Good Luck /forums/images/graemlins/thumb.gif
 
Thanks k5kev! That is kinda what I wanted to hear. Where did you order your kit from that allowed you to get 2 different sizes of springs?
 
When I got mine a few years back you could buy direct from Tuff Country, but now you can buy them from Suspension connection, which I think is a retail front for TC.

Now I would buy them from Off Road Design. They will match Susp. Conn. price. I would get just the 4" and 6" springs, and then also get ORD's front and rear greasable bolts and bushings and their Heavy Duty front shackles. Do it all now to save time and money later on. After you bolt up everythingand get the height you want measure and order your shocks.

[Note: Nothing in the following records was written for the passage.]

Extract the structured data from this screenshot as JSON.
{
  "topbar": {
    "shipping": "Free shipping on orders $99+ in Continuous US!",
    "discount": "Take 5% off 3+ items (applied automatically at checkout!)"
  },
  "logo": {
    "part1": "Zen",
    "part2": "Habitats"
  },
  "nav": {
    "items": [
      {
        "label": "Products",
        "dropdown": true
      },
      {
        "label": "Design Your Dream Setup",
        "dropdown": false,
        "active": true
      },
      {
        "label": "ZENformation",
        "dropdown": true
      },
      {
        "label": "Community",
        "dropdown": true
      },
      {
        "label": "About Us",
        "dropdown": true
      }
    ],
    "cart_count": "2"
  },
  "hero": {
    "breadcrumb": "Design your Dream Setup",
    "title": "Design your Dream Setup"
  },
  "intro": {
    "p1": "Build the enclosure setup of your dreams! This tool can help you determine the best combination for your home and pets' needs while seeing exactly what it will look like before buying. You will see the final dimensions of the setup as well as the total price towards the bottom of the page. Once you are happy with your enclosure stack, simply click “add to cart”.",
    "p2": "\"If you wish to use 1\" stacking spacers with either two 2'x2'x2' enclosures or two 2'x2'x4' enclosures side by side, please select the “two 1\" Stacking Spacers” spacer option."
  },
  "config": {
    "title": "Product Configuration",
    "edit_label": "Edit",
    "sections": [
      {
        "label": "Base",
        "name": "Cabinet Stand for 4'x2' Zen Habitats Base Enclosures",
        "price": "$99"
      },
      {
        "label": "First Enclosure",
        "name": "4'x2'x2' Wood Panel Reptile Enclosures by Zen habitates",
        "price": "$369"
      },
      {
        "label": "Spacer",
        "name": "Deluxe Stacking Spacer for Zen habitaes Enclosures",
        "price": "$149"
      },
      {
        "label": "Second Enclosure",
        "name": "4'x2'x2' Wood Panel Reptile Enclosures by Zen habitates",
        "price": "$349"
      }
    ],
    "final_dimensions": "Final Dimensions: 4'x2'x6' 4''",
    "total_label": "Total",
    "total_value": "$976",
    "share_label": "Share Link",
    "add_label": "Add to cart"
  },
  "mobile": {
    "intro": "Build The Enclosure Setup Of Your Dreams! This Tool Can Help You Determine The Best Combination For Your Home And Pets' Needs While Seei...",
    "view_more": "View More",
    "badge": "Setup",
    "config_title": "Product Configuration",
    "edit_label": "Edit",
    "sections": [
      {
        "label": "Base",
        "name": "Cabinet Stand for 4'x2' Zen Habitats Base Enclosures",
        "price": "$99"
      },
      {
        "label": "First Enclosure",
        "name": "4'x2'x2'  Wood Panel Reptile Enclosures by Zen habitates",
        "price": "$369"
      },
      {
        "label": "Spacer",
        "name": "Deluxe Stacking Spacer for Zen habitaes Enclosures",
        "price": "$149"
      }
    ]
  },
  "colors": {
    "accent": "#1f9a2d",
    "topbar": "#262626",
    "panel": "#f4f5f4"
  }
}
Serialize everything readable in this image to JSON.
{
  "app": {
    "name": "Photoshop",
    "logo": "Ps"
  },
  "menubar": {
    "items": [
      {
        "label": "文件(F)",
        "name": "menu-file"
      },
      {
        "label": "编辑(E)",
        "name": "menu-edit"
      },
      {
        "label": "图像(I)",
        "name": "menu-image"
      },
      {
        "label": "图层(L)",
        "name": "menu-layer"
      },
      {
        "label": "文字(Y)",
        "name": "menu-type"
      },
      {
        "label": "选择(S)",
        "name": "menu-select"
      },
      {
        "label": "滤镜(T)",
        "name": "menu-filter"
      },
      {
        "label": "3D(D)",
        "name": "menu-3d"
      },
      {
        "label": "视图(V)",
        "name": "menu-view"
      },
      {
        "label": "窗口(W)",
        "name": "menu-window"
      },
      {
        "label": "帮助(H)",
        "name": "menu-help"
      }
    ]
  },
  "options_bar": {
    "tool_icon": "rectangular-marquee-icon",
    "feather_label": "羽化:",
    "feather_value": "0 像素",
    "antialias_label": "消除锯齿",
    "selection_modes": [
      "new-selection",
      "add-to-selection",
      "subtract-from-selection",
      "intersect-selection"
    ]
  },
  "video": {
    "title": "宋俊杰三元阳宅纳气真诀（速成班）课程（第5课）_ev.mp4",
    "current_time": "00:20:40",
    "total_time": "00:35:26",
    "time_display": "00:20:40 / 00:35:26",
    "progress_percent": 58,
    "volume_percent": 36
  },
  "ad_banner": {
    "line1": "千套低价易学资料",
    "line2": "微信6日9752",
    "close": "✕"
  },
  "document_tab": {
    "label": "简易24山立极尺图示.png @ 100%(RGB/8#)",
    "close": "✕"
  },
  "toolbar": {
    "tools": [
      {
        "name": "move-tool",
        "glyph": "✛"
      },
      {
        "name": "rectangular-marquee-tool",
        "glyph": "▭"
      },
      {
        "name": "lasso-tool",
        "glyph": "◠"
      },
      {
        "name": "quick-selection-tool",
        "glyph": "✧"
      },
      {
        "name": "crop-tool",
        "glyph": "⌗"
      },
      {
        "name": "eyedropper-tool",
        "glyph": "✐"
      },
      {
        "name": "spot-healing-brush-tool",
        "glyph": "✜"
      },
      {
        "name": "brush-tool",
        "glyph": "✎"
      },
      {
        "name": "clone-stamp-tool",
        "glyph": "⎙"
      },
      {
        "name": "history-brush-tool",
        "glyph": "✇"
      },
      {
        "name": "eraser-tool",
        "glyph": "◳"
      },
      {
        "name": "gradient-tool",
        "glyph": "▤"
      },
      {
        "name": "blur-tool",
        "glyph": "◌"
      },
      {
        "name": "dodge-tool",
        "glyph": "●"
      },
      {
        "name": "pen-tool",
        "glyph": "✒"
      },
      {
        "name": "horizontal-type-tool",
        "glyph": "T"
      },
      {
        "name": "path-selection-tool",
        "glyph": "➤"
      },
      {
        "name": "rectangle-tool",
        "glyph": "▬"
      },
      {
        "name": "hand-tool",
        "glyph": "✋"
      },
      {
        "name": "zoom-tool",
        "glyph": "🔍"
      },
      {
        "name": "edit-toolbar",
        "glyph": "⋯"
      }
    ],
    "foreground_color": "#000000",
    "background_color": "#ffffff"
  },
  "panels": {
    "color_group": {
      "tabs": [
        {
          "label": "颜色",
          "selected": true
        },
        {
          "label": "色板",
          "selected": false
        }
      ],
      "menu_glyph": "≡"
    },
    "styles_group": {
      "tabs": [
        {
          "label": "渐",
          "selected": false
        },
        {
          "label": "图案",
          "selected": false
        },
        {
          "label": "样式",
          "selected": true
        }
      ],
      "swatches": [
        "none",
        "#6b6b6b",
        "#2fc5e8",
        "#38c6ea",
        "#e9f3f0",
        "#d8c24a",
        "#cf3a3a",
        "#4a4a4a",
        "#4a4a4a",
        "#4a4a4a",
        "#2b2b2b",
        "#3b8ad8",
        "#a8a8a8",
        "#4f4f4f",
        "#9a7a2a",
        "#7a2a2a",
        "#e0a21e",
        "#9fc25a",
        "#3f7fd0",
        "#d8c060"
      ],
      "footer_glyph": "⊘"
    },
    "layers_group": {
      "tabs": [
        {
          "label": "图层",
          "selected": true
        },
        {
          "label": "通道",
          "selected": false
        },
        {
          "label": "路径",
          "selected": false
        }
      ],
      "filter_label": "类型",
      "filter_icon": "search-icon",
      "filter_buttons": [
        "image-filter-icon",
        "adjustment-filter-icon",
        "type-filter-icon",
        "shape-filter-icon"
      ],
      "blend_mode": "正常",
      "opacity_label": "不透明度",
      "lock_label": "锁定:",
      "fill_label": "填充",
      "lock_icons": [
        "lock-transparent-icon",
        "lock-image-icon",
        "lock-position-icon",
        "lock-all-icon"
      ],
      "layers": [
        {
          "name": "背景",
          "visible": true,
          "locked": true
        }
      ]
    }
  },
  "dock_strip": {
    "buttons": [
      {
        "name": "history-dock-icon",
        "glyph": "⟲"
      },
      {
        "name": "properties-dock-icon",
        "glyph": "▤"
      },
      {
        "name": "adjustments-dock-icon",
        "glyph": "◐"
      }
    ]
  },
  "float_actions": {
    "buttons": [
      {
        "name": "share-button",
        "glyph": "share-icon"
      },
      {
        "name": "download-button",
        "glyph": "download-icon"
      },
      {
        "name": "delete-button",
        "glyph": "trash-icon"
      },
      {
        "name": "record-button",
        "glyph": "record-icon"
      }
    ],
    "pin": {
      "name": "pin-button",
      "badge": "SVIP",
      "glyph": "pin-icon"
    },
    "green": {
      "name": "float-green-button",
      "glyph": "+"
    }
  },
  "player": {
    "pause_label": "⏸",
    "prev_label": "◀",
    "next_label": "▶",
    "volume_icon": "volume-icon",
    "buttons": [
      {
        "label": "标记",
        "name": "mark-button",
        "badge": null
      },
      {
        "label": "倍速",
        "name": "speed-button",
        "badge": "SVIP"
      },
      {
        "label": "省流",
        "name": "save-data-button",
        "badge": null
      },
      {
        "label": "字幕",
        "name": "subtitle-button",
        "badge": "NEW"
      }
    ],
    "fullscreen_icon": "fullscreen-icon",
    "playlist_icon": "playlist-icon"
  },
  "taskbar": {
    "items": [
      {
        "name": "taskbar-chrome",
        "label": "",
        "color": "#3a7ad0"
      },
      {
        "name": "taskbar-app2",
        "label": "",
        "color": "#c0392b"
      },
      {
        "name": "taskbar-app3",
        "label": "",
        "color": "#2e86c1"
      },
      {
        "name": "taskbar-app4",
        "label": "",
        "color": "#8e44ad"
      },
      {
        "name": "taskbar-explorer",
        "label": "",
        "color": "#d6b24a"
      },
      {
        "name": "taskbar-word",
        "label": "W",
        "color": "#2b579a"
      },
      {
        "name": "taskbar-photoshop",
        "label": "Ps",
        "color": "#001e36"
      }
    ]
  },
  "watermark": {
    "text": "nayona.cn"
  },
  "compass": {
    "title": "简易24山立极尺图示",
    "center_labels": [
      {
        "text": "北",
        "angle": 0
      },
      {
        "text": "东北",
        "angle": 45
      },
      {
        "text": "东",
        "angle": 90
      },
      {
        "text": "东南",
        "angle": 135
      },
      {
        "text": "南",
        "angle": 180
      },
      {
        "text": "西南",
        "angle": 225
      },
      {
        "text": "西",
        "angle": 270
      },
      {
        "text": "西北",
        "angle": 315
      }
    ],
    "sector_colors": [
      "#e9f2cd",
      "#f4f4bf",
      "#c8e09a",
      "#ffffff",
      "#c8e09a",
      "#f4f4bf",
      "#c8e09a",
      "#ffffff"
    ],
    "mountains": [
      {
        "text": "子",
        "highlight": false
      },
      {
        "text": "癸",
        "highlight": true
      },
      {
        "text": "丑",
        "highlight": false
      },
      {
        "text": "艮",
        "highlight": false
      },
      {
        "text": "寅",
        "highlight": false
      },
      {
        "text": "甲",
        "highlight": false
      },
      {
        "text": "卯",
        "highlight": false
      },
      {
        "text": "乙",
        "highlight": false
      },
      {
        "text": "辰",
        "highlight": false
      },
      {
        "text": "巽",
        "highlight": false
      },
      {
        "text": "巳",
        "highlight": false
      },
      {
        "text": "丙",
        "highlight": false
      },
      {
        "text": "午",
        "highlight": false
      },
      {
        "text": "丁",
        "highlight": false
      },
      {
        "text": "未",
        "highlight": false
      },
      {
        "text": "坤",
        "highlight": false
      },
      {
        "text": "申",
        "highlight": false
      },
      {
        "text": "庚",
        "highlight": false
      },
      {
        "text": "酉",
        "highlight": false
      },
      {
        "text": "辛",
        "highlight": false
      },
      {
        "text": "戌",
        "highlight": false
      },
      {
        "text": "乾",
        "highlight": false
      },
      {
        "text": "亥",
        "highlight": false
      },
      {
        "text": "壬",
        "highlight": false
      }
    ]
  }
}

I've ordered a lot of stuff from ORD and they're great to work with.

Later /forums/images/graemlins/cool.gif
 
I put a Rough Country 4" kit on my 72 Jimmy earlier this year. The standard kit had a slight "bug-like stance". But after a couple of months, of zero abuse, the pinion angle shims disintegrated. Once RC sent the right ones I had to remove the tow helper leaf to install them and the rear is now just slightly above level. I highly recommend that you reweld the spring mounts to the right angle and trash the shims no matter which kit you buy. Also the longest part of the job, believe it or not, was to get the spring bolts out of the old springs. The bolts were practically welded to the bolt sleeves.

1972Jimmy

72 GMC Jimmy 350/465/205 44/12bolt 4" lift w/ 33s. Looking for a used front D44 w/ 4.09s and detroit type locker.
 
No one has said it yet but I think 4" front springs and a 4" ORD shackle flip is a good way to go. I got my 4" TC EZ-rides from ORD and also have the 4" shackle flip. My truck sits about an inch low in the back with the sagged out factory springs. 1" 0-rates would be a good option for the rear anyways because you need to move the axle back to keep it from rubbing because GM put the rear axle to far forward (and the tire will rub the front of the wheel arch even with 4" lift and bald 33's if you don't move the axle back).